6. Please, please, please!! if you see me upset because one of my teams is losing, DO NOT say "get over it, its only a game", or "don`t worry,
they`ll win next time". If you say these things, you will only make me angrier and I will love you less. Remember, you will never ever know
more about football than me and your so called "words of encouragement" will only lead to a break up.

7. You are welcome to sit with me to watch one game and you can talk to me during halftime but only when the commercials are on, and only if the
halftime score is pleasing me. In addition, please note I am saying "one" game, hence do not use the World Cup as a nice cheesy excuse to "spend
time together".

8. The replays of the goals are very important. I don`t care if I have seen them or I haven`t seen them, I want to see them again. Many times.

9. Tell your friends NOT to have any babies, or any other child related parties or gatherings that requires my attendance because:
a) I will not go,
b) I will not go, and
c) I will not go.

10. But, if a friend of mine invites us to his house on a Sunday to watch a game, we will be there in a flash.

11. The daily World Cup highlights show on TV every night is just as important as the games themselves.

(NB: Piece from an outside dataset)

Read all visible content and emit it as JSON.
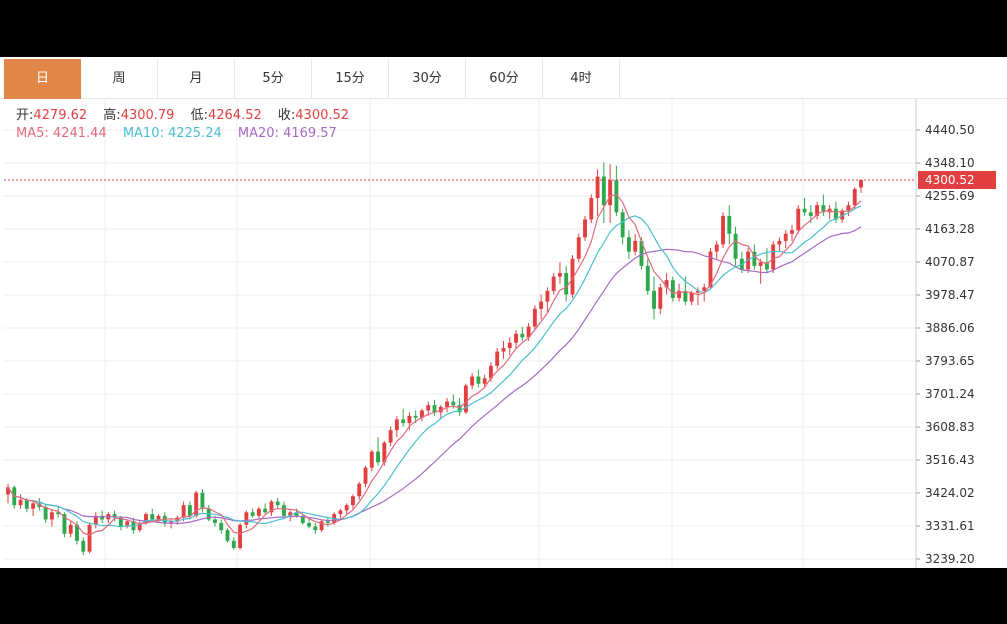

Do not even think about saying "but
you have already seen this...why don`t you change the channel to something we can all watch??", the reply will be: "Refer to Rule #2 of
this list".

12. And finally, please save your expressions such as "Thank God the World Cup is only every 4 years". I am immune to these words, because
after this comes the Champions League, Italian League, Spanish League, Premier League, etc.

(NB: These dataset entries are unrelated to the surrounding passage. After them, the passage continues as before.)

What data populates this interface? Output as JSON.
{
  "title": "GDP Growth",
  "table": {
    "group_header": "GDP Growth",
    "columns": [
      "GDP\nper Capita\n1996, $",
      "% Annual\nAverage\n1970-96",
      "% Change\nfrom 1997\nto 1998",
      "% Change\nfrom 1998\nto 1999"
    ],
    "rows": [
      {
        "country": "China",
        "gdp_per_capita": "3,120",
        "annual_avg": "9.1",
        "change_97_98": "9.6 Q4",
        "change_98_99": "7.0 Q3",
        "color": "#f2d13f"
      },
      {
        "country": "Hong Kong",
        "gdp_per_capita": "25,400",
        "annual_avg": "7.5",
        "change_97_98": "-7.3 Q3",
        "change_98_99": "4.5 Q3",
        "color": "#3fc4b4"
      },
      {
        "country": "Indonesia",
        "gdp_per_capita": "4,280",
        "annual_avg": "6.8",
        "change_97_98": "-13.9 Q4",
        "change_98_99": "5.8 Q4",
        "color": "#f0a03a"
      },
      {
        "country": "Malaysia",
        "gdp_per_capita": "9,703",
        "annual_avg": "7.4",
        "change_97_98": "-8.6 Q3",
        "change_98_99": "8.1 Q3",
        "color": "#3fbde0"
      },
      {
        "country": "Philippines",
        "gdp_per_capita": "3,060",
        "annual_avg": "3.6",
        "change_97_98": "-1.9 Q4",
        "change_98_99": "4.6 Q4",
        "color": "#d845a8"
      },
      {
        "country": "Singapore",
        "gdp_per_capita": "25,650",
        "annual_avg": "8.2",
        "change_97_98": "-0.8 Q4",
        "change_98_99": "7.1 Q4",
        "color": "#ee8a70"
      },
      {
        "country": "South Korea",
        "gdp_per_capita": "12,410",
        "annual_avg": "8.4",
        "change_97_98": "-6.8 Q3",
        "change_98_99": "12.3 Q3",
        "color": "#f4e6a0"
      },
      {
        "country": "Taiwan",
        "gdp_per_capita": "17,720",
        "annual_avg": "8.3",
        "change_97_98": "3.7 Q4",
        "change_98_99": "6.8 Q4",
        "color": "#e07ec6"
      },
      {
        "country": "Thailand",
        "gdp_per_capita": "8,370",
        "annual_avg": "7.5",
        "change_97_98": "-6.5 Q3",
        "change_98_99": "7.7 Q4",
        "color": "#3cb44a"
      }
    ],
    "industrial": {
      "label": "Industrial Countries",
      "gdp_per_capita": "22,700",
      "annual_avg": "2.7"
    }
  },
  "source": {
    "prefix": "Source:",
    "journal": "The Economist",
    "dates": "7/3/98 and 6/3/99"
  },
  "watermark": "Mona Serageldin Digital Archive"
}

Thank you for your cooperation.




`i am going to live forever or die trying`

RE: World Cup - LIST OF RULES FOR WOMEN

Snaps (Elite) posted this on Thursday, 27th April 2006, 00:35

It`s not just me then, thats a relief.

You may appreciate this.

Husband comes home rushes into the lounge slumps in front of the TV.

"Quick get me a drink before it starts"
His wife fetches him a beer which he quickly sinks and shouts
"Quick get me a drink before it starts"
Slightly put out she fetches him another
and again "Quick get me a drink before it starts"

"D`you think I`m your bl**dy servant I`ve spent all day cleaning this house and fetching the shopping including your beer, then I had to pick up the kids from school and if you don`t.............."

Sigh "It`s started"

Snaps



When we are born we are naked, wet, hungry, and we get smacked on our arse. From there on in, life gets worse

This item was edited on Thursday, 27th April 2006, 09:26

RE: World Cup - LIST OF RULES FOR WOMEN

xfg (Elite Donator) posted this on Thursday, 27th April 2006, 11:25

13. Especially my mum - don`t jinx the bloody game by saying the following "Ooh he looks nervous" in penalty shoot-outs.

--
www.soundalikes.com

RE: World Cup - LIST OF RULES FOR WOMEN

NoveltyCondomHead (Elite) posted this on Thursday, 27th April 2006, 20:02

14 - Women don`t ever say the following phrases "They`re not playing very well, are they?" or "Who`s he, he`s cute" this will only irritate and cause Men to complain during Nip/Tuck and other Sh*te you want us to watch (from 12am to 6am)

RE: World Cup - LIST OF RULES FOR WOMEN

sparkster (Elite) posted this on Thursday, 27th April 2006, 20:46

15. Women. Don`t comment on grass/mud stains on players clothing. It doesn`t matter that the grass stain doesnt come out!